WASHINGTON, D.C. — Today, Congresswoman Eleanor Holmes Norton (D-DC) introduced the Paul Laurence Dunbar Commemorative Coin Act to direct the Secretary of the Treasury to mint 50,000 five-dollar coins, 400,000 one-dollar coins and 750,000 half-dollar coins in recognition of Paul Laurence Dunbar, one of the first influential African American poets in American literature. The surcharge on each coin sold would benefit scholarships and similar activities of the Dunbar Alumni Federation, the alumni association for the historic Paul Laurence Dunbar Senior High School, the first public high school for African Americans in the United States. Norton is a Dunbar alumna.

“I am a proud graduate of Dunbar, a storied African American high school in our country,” Norton said. “It was the first college preparatory high school for African American students in the United States.

“Paul Laurence Dunbar was revered by Americans as one of the greatest African American poets in our nation’s history. Minting a coin in his honor would be particularly fitting since his poetry captured African Americans in their own terms no long after slavery, while also raising funds for worthy causes undertaken by the Dunbar Alumni Federation.”

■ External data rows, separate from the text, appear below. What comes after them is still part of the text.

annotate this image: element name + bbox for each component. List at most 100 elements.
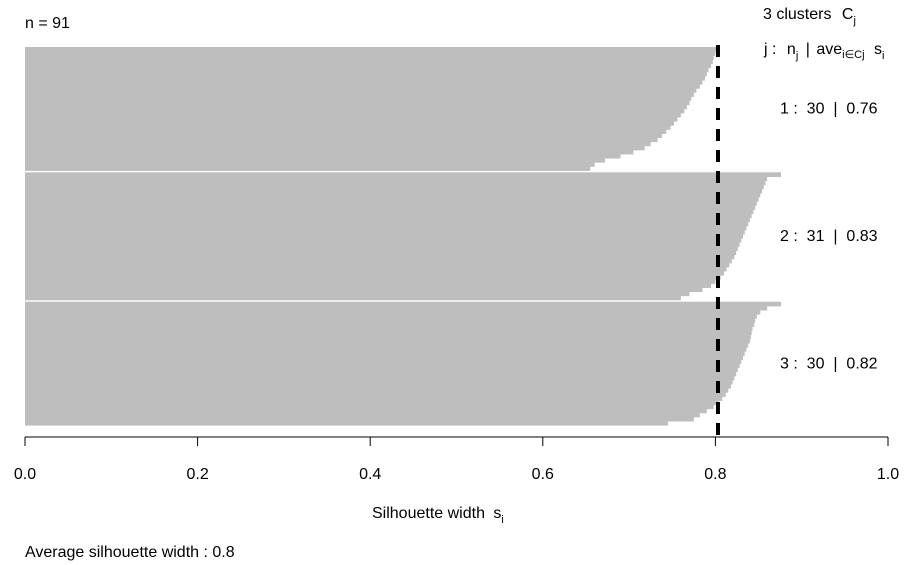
silhouette-bar <box>25 205 756 210</box>
silhouette-bar <box>25 351 745 356</box>
cluster-label: 3 : 30 | 0.82 <box>780 355 878 372</box>
silhouette-bar <box>25 363 740 369</box>
silhouette-bar <box>25 184 764 190</box>
x-tick-label: 0.8 <box>704 466 726 483</box>
x-tick-label: 0.2 <box>186 466 208 483</box>
n-label: n = 91 <box>25 15 70 32</box>
silhouette-bar <box>25 51 716 56</box>
silhouette-bar <box>25 75 706 81</box>
x-axis-label-text: Silhouette width <box>372 505 485 522</box>
silhouette-bar <box>25 221 749 227</box>
silhouette-bar <box>25 129 667 134</box>
x-tick-label: 0.0 <box>14 466 36 483</box>
silhouette-bar <box>25 55 714 60</box>
silhouette-bar <box>25 346 747 352</box>
silhouette-bar <box>25 359 742 364</box>
silhouette-bar <box>25 334 751 340</box>
silhouette-bar <box>25 291 690 297</box>
column-header-sep: | <box>806 41 810 58</box>
silhouette-bar <box>25 305 768 311</box>
silhouette-bar <box>25 283 712 288</box>
column-header-n-sub: j <box>795 50 798 62</box>
silhouette-bar <box>25 371 737 377</box>
silhouette-bar <box>25 375 735 381</box>
silhouette-bar <box>25 63 712 69</box>
silhouette-bar <box>25 322 755 327</box>
silhouette-bar <box>25 59 713 65</box>
x-tick-label: 1.0 <box>877 466 899 483</box>
silhouette-bar <box>25 157 605 163</box>
clusters-header-text: 3 clusters <box>763 6 831 23</box>
average-width-footer: Average silhouette width : 0.8 <box>25 544 235 561</box>
clusters-header-symbol: C <box>842 6 854 23</box>
silhouette-bar <box>25 225 747 231</box>
silhouette-bar <box>25 250 737 256</box>
silhouette-bar <box>25 275 721 280</box>
silhouette-bar <box>25 330 752 336</box>
silhouette-bar <box>25 254 735 260</box>
silhouette-bar <box>25 367 738 373</box>
x-tick-label: 0.4 <box>359 466 381 483</box>
silhouette-bar <box>25 213 752 219</box>
silhouette-bar <box>25 162 595 167</box>
silhouette-bar <box>25 180 766 186</box>
silhouette-bar <box>25 279 716 284</box>
silhouette-bar <box>25 262 730 268</box>
silhouette-bar <box>25 71 707 77</box>
bars-layer <box>25 47 781 426</box>
silhouette-bar <box>25 83 700 89</box>
silhouette-bar <box>25 145 645 151</box>
column-header-ave-sub: i∈Cj <box>842 49 864 61</box>
silhouette-bar <box>25 287 703 293</box>
silhouette-bar <box>25 258 732 264</box>
silhouette-bar <box>25 314 757 319</box>
column-header-s: s <box>874 41 882 58</box>
silhouette-bar <box>25 412 700 418</box>
column-header-ave: ave <box>816 41 842 58</box>
silhouette-bar <box>25 47 718 52</box>
x-axis-label-subscript: i <box>501 514 503 526</box>
silhouette-bar <box>25 104 687 110</box>
cluster-label: 2 : 31 | 0.83 <box>780 228 878 245</box>
silhouette-bar <box>25 396 723 401</box>
silhouette-bar <box>25 404 714 410</box>
silhouette-bar <box>25 217 750 223</box>
silhouette-bar <box>25 166 591 171</box>
silhouette-bar <box>25 209 754 214</box>
silhouette-bar <box>25 196 759 202</box>
silhouette-bar <box>25 355 744 360</box>
silhouette-bar <box>25 295 681 301</box>
silhouette-bar <box>25 133 662 139</box>
silhouette-bar <box>25 416 694 422</box>
silhouette-bar <box>25 266 727 272</box>
silhouette-bar <box>25 420 668 426</box>
silhouette-bar <box>25 137 658 143</box>
silhouette-bar <box>25 79 703 85</box>
silhouette-bar <box>25 408 707 414</box>
silhouette-bar <box>25 242 740 247</box>
silhouette-bar <box>25 233 744 239</box>
silhouette-bar <box>25 96 692 102</box>
silhouette-bar <box>25 92 694 97</box>
silhouette-bar <box>25 309 761 315</box>
silhouette-bar <box>25 108 685 114</box>
silhouette-bar <box>25 172 781 178</box>
silhouette-bar <box>25 246 738 251</box>
silhouette-bar <box>25 192 761 198</box>
silhouette-bar <box>25 153 621 159</box>
silhouette-bar <box>25 238 742 243</box>
silhouette-bar <box>25 125 671 130</box>
column-header-s-sub: i <box>882 50 884 62</box>
silhouette-bar <box>25 120 674 126</box>
silhouette-bar <box>25 112 681 118</box>
silhouette-bar <box>25 338 750 344</box>
silhouette-bar <box>25 270 725 276</box>
silhouette-bar <box>25 342 749 348</box>
x-axis: 0.0 0.2 0.4 0.6 0.8 1.0 <box>14 436 899 483</box>
cluster-label: 1 : 30 | 0.76 <box>780 101 878 118</box>
silhouette-bar <box>25 116 678 122</box>
clusters-header-subscript: j <box>852 15 855 27</box>
silhouette-bar <box>25 388 729 393</box>
silhouette-bar <box>25 379 733 385</box>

Many well-known and accomplished African Americans have graduated from Dunbar. Among many notable alumni are: Edward Brooke, the first popularly elected African American to the U.S. Senate; Wesley A. Brown, the first African American to graduate from the U.S. Naval Academy; and Robert C. Weaver, the first-ever Secretary for the U.S. Department of Housing and Urban Development. The Dunbar Alumni Federation was organized in 2002 to provide scholarships and other financial support to students and graduates of Paul Laurence Dunbar Senior High School.